The Evening Brief: Nov. 15, 2012
Your evening reading: Perry says state won't implement health insurance exchange; Cornyn says elections exposed GOP "brand problem"; state leaders adopt spending cap
New in The Texas Tribune:
• Ahead of Health Exchange Deadline, Perry Reaffirms "No" Stance: "Ahead of a Friday deadline to decide, Gov. Rick Perry’s office has reaffirmed that Texas will not implement a major tenet of federal health reform — a state-based online marketplace for consumers to purchase coverage."
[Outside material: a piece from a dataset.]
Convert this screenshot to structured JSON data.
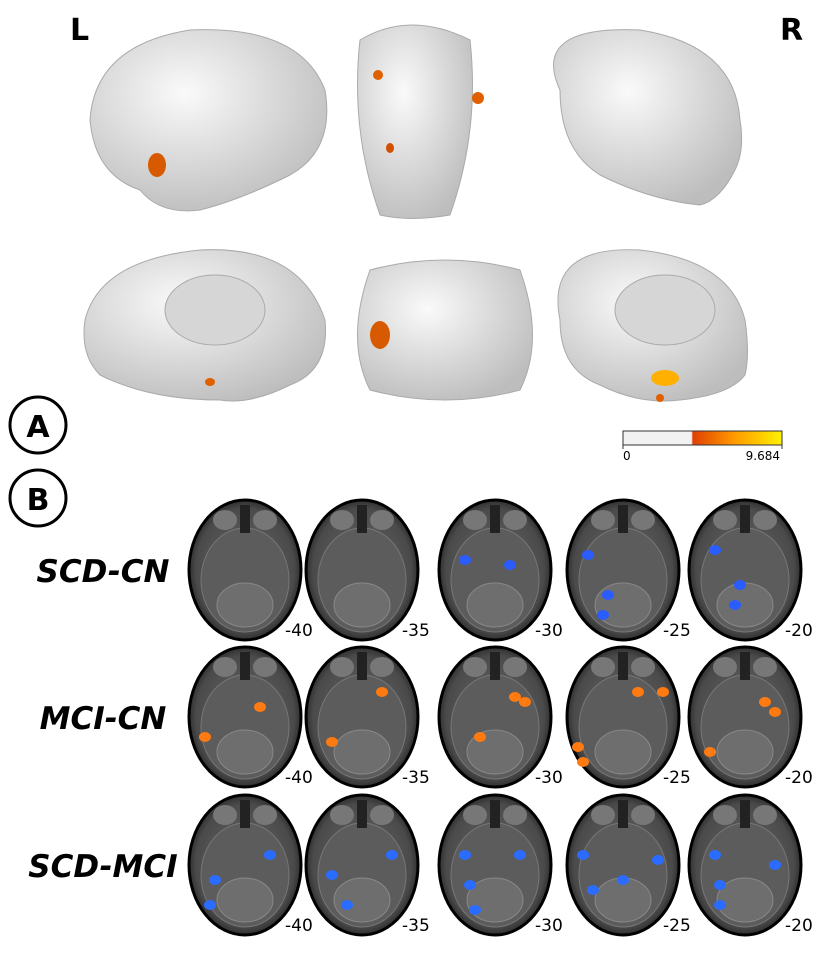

• State Leaders Adopt Spending Cap for 2014-15 Budget: "State leaders including Lt. Gov. David Dewhurst and House Speaker Joe Straus voted to cap the state’s spending growth rate at 10.71 percent for the next-two year budget."
• Interactive Map: Texas Drifted Right in 2012: "Much of Texas voted less Democratic and more Republican in 2012 than 2008. Use our interactive to see the differences, by county, between the 2012 and 2008 vote totals."
• Lawmaker Launches Effort to End Driver Responsibility Program: "Lawmakers are once again working to end a surcharge program they say is ineffective and unfair. But the program also provides millions of dollars to trauma centers across Texas, and the prospect of eliminating those funds has medical groups worried."
• Mary Giovagnoli: The TT Interview: "The director of the American Immigration Council’s Immigration Policy Center on what happens with immigration reform after the election and what the economic gain will be if reform is passed."
• John Cornyn on Senate races: GOP bungled it (Politico): "Texas Sen. John Cornyn, the incoming Republican whip who led his party’s Senate campaign efforts this year, candidly acknowledged the GOP bungled a prime opportunity to take control of the chamber through a combination of poor polling, poor candidates and a poor job of selling its message."
• Details about the GOP’s alternate to the DREAM Act emerge (The Daily Caller): "The Daily Caller has obtained details of an ACHIEVE Act proposal being floated by some senate Republicans. It appears similar to the conservative alternative to the Dream Act that Sen. Marco Rubio worked on last summer (before President Obama issued his executive order, effectively tabling the issue until after the election)."
• Going over the fiscal cliff would cut about $656 million in federal grants to Texas (The Dallas Morning News): "Federal funds represent about 32 percent of the Texas state budget, according to the Legislative Budget Board. Sequestration would affect federal grants in Texas equal to 8 percent of state revenues, the fourth-highest among states, the Pew report says. The actual spending cut would be about $656 million, according to the state budget figures provided by the LBB."